The shift occurred largely after Biscevic became one of the roughly 2 million Bosnians displaced by the war.  He fled to the United States, and there he encountered fellow refugees with almost incapacitating tales of suffering.  In a protracted state of shock, Biscevic made a conscious, courageous attempt to come to grips with the war’s awful reality.  He continued to seek out eyewitness testimonies, amass photographs of the war’s destruction, and pore over the court transcripts emanating from The Hague.  In danger of being overwhelmed, he welcomed uninhibited emotion and gesture into his artistic process.

The resulting intensity and soul of Biscevic’s paintings allow him to evoke and damn the war’s senselessness.  Somehow he avoids succumbing to nihilism. “My feelings, shaped by war, are expressed positively against the backdrop of destruction, brutality, and darkness,” he says.  “I paint to celebrate life and in protest of systematic violence and the horrific massacre of innocents.”  Juxtaposing beauty and tragedy, Biscevic presents the Bosnian psyche in all its polychromatic complexity.  Ravaged, Bosnians mourn, but freely, tenaciously they indulge in laughter, dance, and the feast.  Biscevic’s art is thus more than catharsis, more than a requiem.  It is the ongoing resistance of the exiled, tenderly distilled into a post-nightmare embrace.

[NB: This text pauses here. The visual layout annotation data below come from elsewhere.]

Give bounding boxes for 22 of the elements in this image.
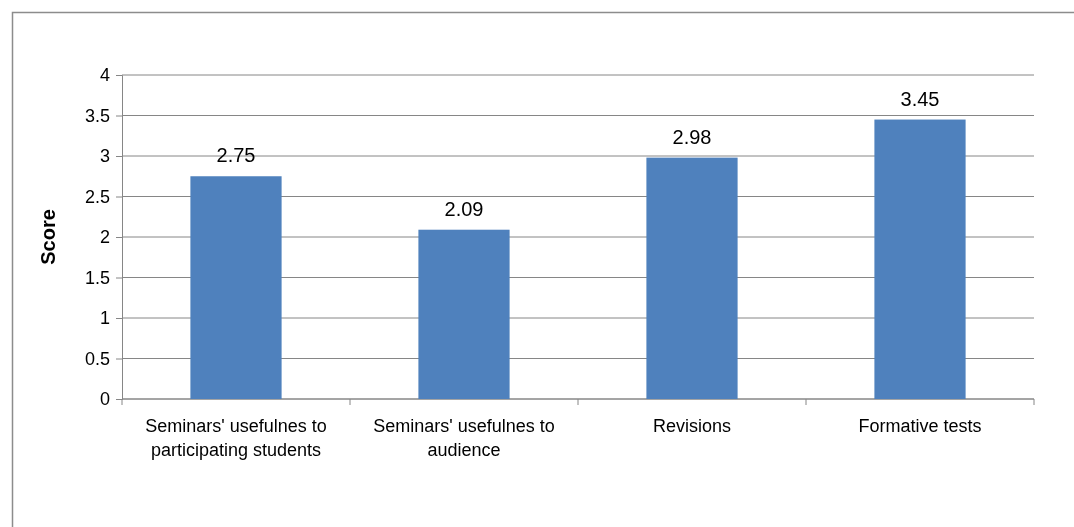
x-tick-label: Seminars' usefulnes to participating students bbox=[145, 416, 327, 460]
data-label: 2.75 bbox=[216, 144, 256, 167]
y-tick-label: 2.5 bbox=[84, 186, 110, 207]
y-tick-label: 0.5 bbox=[84, 348, 110, 369]
y-tick-label: 1.5 bbox=[84, 267, 110, 288]
x-tick-label: Seminars' usefulnes to audience bbox=[373, 416, 555, 460]
data-label: 3.45 bbox=[900, 87, 940, 110]
x-tick-label: Revisions bbox=[652, 416, 732, 436]
y-tick-label: 3.5 bbox=[84, 105, 110, 126]
y-tick-label: 1 bbox=[99, 308, 110, 329]
bar bbox=[646, 157, 738, 399]
bar bbox=[418, 229, 510, 399]
x-tick-label: Formative tests bbox=[858, 416, 982, 436]
bar bbox=[874, 119, 966, 399]
y-tick-label: 2 bbox=[99, 227, 110, 248]
y-axis-title: Score bbox=[37, 209, 59, 265]
y-tick-label: 0 bbox=[99, 389, 110, 410]
bar bbox=[190, 176, 282, 399]
data-label: 2.98 bbox=[672, 125, 712, 148]
y-tick-label: 4 bbox=[99, 65, 110, 86]
data-label: 2.09 bbox=[444, 197, 484, 220]
y-tick-label: 3 bbox=[99, 146, 110, 167]
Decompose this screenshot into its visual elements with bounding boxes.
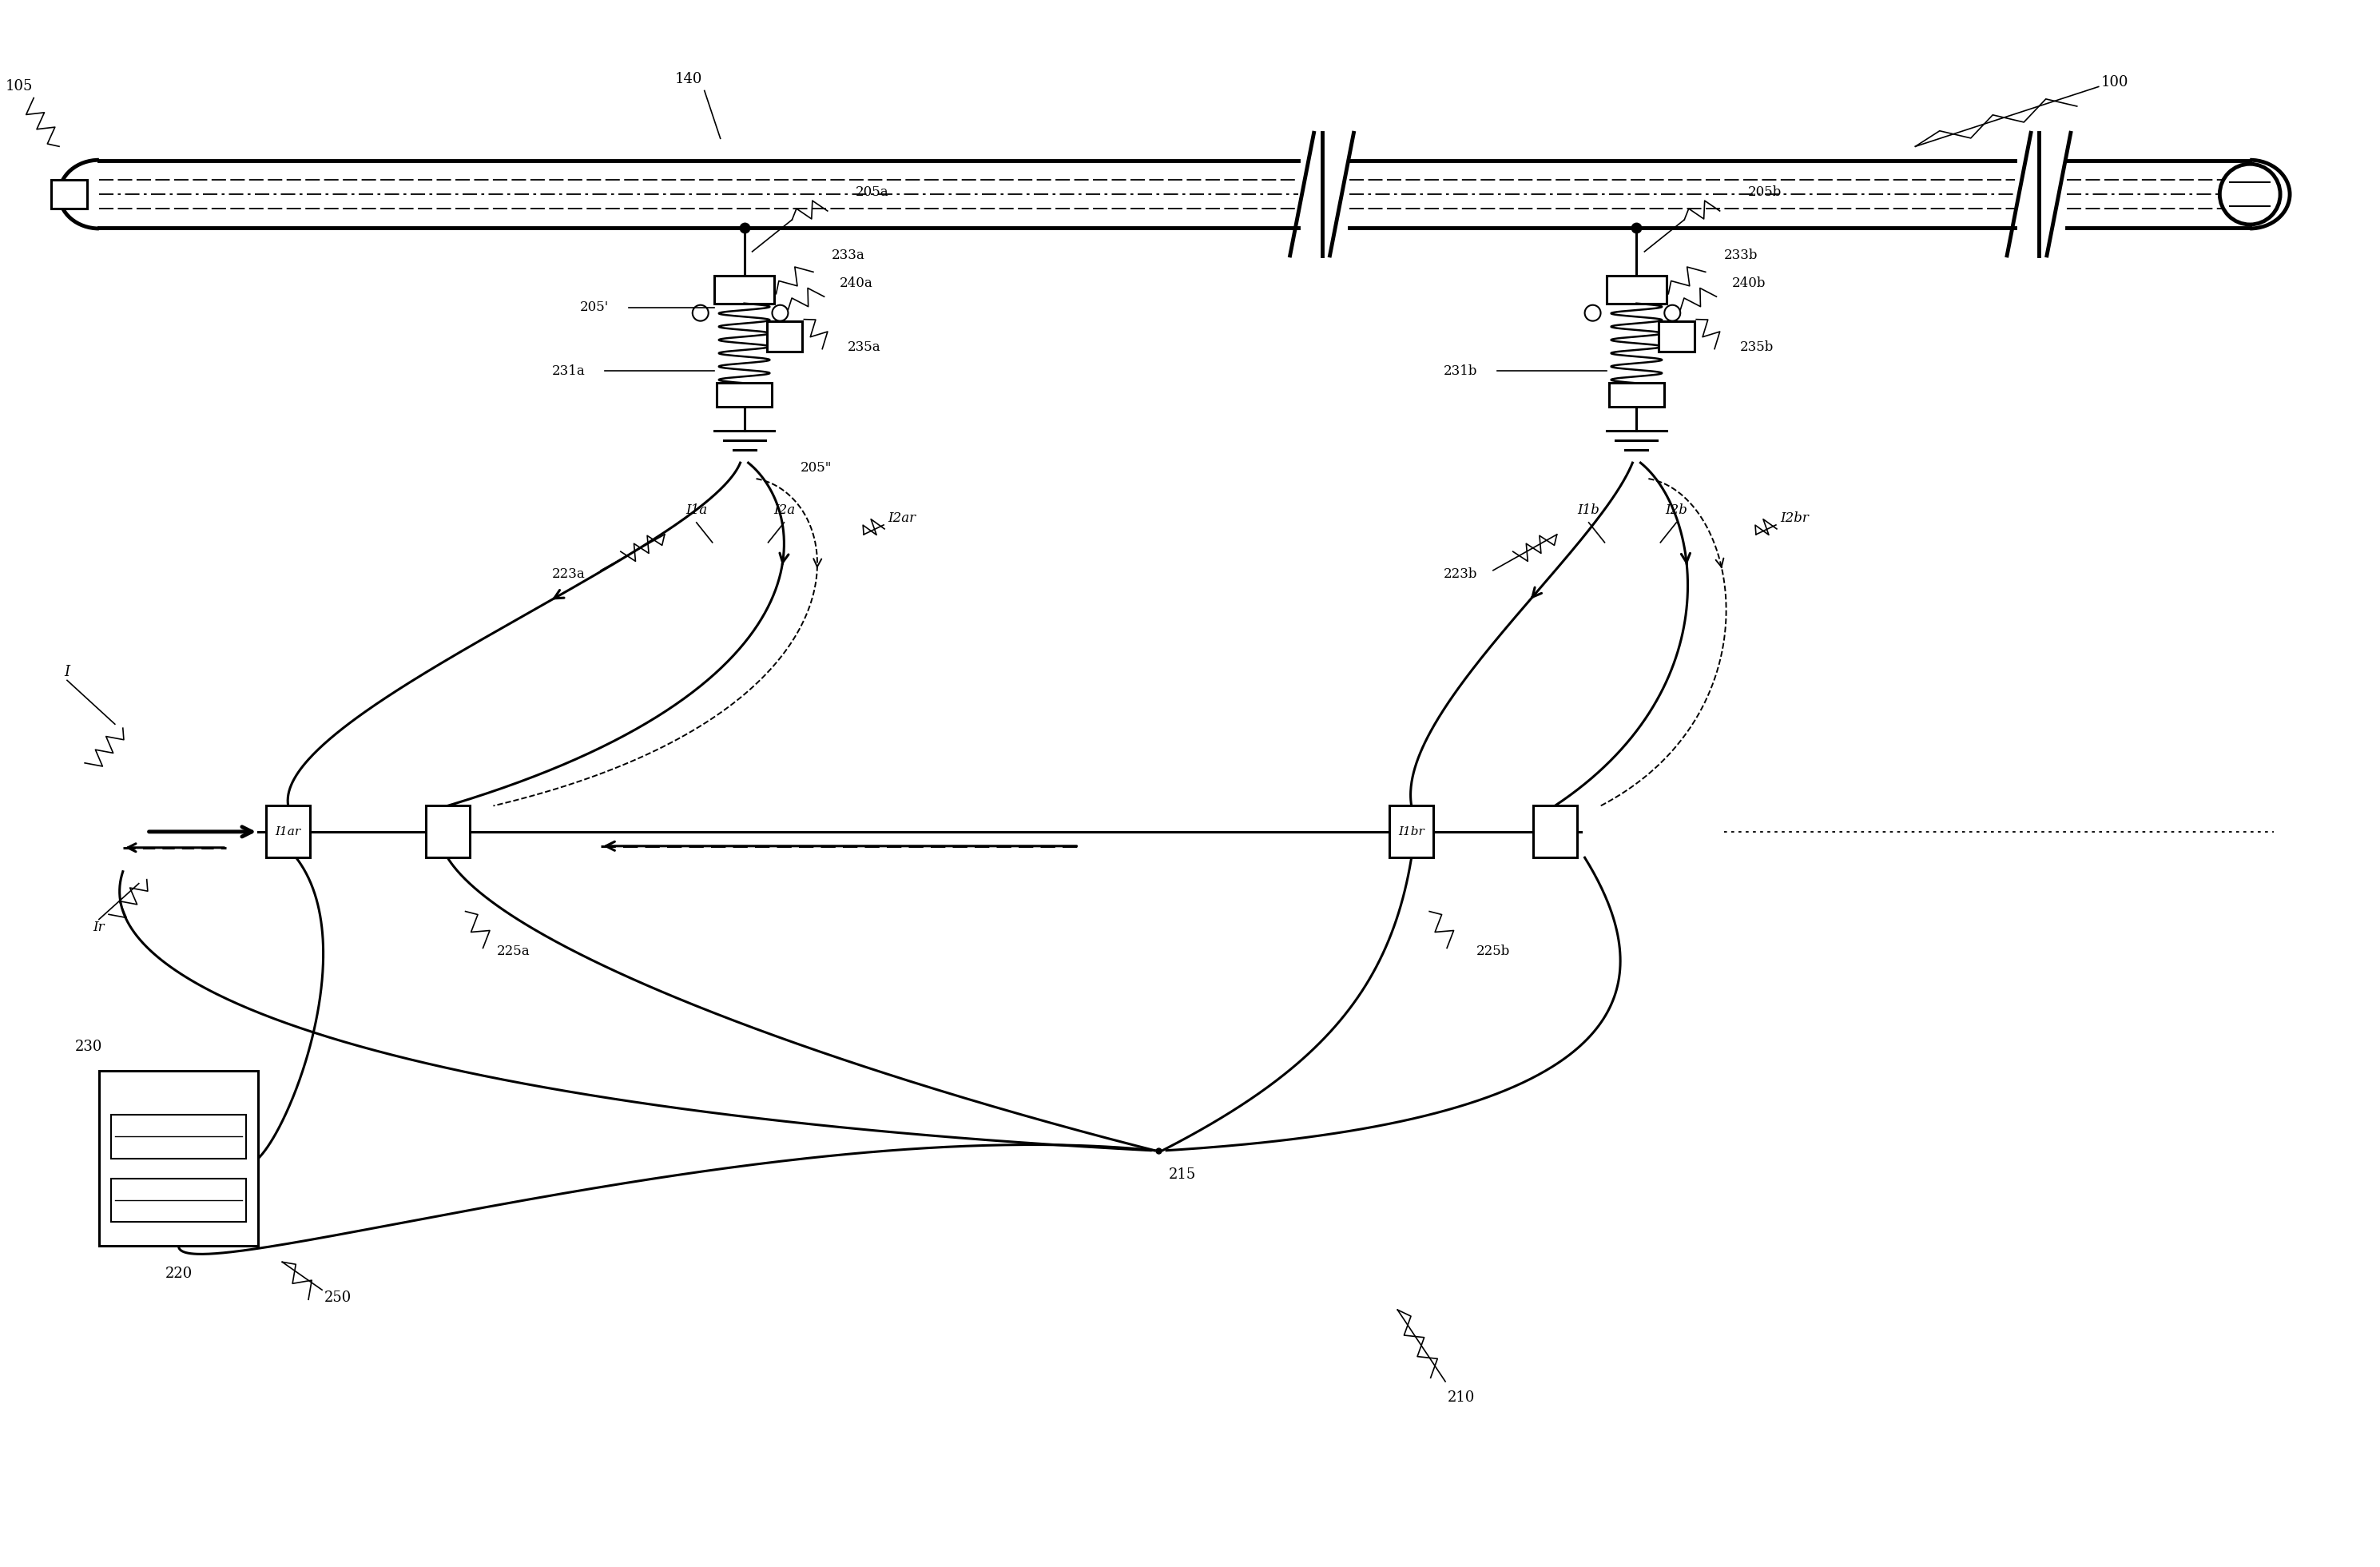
Text: 205': 205' [581,301,609,315]
Text: 220: 220 [164,1266,193,1282]
Text: I1a: I1a [685,505,707,517]
Text: I1ar: I1ar [276,826,300,837]
Text: I2b: I2b [1666,505,1687,517]
Text: I2a: I2a [774,505,795,517]
Text: I2br: I2br [1780,512,1809,525]
Text: 223a: 223a [552,567,585,581]
Text: I: I [64,664,69,680]
Text: 210: 210 [1447,1390,1476,1404]
Text: 233a: 233a [833,249,866,262]
Bar [100,1070,259,1246]
Text: 240b: 240b [1733,277,1766,290]
Text: 105: 105 [5,80,33,94]
Bar [267,805,309,857]
Bar [1606,276,1666,304]
Text: 231a: 231a [552,365,585,378]
Bar [112,1114,248,1158]
Bar [716,382,771,407]
Circle shape [2221,165,2280,224]
Text: 205": 205" [800,461,831,475]
Text: Ir: Ir [93,920,105,934]
Bar [1609,382,1664,407]
Bar [766,321,802,351]
Text: 225a: 225a [497,945,531,957]
Text: 100: 100 [2102,75,2128,89]
Bar [714,276,773,304]
Text: 231b: 231b [1442,365,1478,378]
Text: 250: 250 [324,1291,352,1305]
Bar [112,1178,248,1222]
Text: 235a: 235a [847,340,881,354]
Bar [426,805,469,857]
Text: 205b: 205b [1747,185,1783,199]
Text: 223b: 223b [1442,567,1478,581]
Text: 240a: 240a [840,277,873,290]
Bar [1659,321,1695,351]
Bar [52,180,88,208]
Text: I2ar: I2ar [888,512,916,525]
Bar [1390,805,1433,857]
Text: 233b: 233b [1723,249,1759,262]
Text: 235b: 235b [1740,340,1773,354]
Text: 225b: 225b [1476,945,1509,957]
Text: 205a: 205a [857,185,890,199]
Bar [1533,805,1578,857]
Text: I1br: I1br [1399,826,1426,837]
Text: 215: 215 [1169,1167,1197,1182]
Text: 140: 140 [676,72,702,86]
Text: 230: 230 [76,1039,102,1055]
Text: I1b: I1b [1578,505,1599,517]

The work of Biscevic is perhaps best understood, therefore, as a gift.  Honoring both our common humanity and our inescapable subjectivity, Biscevic limits us only, it seems, by insisting that we draw parallels.  He reminds us of the painful truth that “at this very moment, people in other parts of the world are carrying out, or plotting, the same atrocities.”  This is Biscevic’s ethical, activist imperative: we must recognize that Bosnia’s loss is our loss.  We are all in the diaspora, and we must now decide what it means to be human in an age of genocides.